Equally striking were my conversations with Malian refugees and Mauritanian residents. In the vibrant markets of the region, I heard the same message repeatedly: people do not want to depend on aid. They want the opportunity to work, support their families and contribute economically and socially.

This is where partnership becomes critical.

Despite the challenges, the Mbera region is full of opportunity. Underground water is easily accessible – which is why we are installing solar-powered boreholes. Livestock and agricultural potential are significant – which is why we support value-chain businesses that benefit both refugees and host communities.

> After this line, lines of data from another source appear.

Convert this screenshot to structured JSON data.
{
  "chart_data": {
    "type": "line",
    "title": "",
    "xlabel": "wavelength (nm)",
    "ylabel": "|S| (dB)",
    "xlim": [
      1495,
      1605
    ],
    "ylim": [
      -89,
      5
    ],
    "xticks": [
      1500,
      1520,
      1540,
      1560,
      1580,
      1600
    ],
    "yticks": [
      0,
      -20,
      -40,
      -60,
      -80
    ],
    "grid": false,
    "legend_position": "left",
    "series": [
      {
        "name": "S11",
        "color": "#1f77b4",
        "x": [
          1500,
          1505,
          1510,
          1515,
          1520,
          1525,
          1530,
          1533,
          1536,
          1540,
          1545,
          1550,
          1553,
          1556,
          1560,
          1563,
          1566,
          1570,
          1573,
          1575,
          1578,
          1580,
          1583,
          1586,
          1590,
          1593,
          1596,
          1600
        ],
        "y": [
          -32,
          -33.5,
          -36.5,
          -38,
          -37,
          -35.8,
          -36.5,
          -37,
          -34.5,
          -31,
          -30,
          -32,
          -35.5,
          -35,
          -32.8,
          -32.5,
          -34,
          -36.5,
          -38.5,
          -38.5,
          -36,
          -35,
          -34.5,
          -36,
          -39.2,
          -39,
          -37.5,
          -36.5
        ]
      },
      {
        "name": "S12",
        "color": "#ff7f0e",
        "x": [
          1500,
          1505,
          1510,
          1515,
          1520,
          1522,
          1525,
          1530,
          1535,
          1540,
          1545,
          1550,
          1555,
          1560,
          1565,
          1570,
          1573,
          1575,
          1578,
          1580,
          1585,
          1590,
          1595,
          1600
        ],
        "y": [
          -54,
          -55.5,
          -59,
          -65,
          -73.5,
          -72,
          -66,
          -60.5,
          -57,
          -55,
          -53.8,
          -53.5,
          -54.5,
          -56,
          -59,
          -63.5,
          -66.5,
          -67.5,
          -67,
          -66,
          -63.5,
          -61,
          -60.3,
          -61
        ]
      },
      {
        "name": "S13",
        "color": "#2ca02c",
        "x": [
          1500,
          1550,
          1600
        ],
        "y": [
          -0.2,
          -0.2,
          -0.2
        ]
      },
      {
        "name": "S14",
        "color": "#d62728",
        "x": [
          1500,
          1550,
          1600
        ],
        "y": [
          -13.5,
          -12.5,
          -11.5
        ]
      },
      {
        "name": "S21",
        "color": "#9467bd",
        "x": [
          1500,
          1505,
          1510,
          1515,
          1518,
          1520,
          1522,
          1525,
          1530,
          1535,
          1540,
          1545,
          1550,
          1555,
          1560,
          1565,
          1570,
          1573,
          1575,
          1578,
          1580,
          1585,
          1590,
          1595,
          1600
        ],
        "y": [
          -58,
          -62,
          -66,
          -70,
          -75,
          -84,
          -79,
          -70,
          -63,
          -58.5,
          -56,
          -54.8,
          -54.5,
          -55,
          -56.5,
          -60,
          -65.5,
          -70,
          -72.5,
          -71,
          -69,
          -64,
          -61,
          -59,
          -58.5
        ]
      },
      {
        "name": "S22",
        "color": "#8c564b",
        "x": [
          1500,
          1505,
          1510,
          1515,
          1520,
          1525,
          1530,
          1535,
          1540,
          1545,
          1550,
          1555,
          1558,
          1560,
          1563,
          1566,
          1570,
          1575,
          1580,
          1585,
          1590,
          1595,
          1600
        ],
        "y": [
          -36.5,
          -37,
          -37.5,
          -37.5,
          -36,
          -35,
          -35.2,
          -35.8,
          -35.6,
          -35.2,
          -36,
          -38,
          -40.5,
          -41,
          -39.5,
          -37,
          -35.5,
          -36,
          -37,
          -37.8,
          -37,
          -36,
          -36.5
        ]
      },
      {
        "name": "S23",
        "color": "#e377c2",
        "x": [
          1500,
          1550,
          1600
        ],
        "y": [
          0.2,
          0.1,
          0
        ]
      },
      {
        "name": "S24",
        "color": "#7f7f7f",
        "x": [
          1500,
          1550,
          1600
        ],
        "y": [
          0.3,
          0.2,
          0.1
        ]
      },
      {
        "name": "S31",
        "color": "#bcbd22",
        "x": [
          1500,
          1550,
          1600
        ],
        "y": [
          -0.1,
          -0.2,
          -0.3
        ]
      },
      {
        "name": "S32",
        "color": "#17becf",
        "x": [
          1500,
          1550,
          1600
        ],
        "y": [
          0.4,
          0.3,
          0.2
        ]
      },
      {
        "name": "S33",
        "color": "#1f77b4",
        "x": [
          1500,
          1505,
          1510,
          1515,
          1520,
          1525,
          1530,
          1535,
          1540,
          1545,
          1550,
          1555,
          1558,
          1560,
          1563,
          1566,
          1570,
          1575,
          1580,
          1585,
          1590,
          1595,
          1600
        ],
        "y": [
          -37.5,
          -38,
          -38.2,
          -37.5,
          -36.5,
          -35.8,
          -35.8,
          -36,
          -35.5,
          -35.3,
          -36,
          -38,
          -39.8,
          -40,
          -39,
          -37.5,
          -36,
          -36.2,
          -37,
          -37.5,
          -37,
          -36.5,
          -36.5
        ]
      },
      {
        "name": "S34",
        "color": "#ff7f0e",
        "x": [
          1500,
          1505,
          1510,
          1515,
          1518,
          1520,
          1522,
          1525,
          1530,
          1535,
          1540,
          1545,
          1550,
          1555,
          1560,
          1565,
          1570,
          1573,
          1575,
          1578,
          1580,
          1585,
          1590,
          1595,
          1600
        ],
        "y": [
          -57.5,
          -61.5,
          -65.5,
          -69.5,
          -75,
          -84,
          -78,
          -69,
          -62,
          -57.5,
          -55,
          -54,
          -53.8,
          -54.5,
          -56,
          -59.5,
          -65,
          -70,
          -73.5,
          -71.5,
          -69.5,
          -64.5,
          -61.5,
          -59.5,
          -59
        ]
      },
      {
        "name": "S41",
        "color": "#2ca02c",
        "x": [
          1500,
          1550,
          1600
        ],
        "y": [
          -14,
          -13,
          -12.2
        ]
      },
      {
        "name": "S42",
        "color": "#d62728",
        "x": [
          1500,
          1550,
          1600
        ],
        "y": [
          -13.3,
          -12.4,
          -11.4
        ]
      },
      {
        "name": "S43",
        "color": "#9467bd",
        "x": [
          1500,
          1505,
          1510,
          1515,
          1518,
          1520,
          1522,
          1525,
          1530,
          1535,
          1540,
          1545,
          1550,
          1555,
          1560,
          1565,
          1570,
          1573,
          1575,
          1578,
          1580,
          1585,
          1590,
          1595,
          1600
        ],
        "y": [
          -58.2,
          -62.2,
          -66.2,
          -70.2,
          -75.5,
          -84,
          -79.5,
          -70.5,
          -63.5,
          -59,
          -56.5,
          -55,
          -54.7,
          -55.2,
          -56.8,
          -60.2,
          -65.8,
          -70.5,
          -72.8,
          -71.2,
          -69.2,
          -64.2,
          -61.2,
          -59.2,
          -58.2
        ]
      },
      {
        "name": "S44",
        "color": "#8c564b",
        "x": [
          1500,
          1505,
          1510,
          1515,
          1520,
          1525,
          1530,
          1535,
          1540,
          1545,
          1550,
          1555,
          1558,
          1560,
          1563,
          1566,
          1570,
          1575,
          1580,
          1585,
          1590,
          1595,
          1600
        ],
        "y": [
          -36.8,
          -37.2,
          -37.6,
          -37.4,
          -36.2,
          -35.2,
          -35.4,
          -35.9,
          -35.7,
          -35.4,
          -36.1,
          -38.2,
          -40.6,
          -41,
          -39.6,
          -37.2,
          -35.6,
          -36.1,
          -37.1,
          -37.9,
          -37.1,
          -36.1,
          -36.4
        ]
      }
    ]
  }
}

Encouragingly, some European companies are ready to invest in these efforts. The European Commission’s Global Gateway initiative is designed precisely to support such partnerships.

Together, we can turn displacement from a permanent humanitarian burden into an opportunity for economic inclusion and local development. Not because we feel sorry for refugees or impoverished communities, but because this is a model that works for everyone.

For European policymakers, the implication is clear: investing in refugee self-reliance in host countries is not charity – it is one of the most effective ways to reduce long-term humanitarian costs, strengthen fragile regions and address the drivers of onward displacement and insecurity.

If we scale such approaches, the High Commissioner’s objective will not remain an aspiration. It will become proof that, with the right partnerships and political will, refugees can move from dependency to autonomy – and contribute to the societies that host them.

Jean-Nicolas Beuze is the UNHCR country representative to the EU, Belgium, Ireland, Luxembourg, the Netherlands and Portugal, having previously served as country representative in Iraq, Yemen and Canada. He has over 27 years of experience working for the UN in the field and at the headquarters in the areas of human rights, peacekeeping and child protection.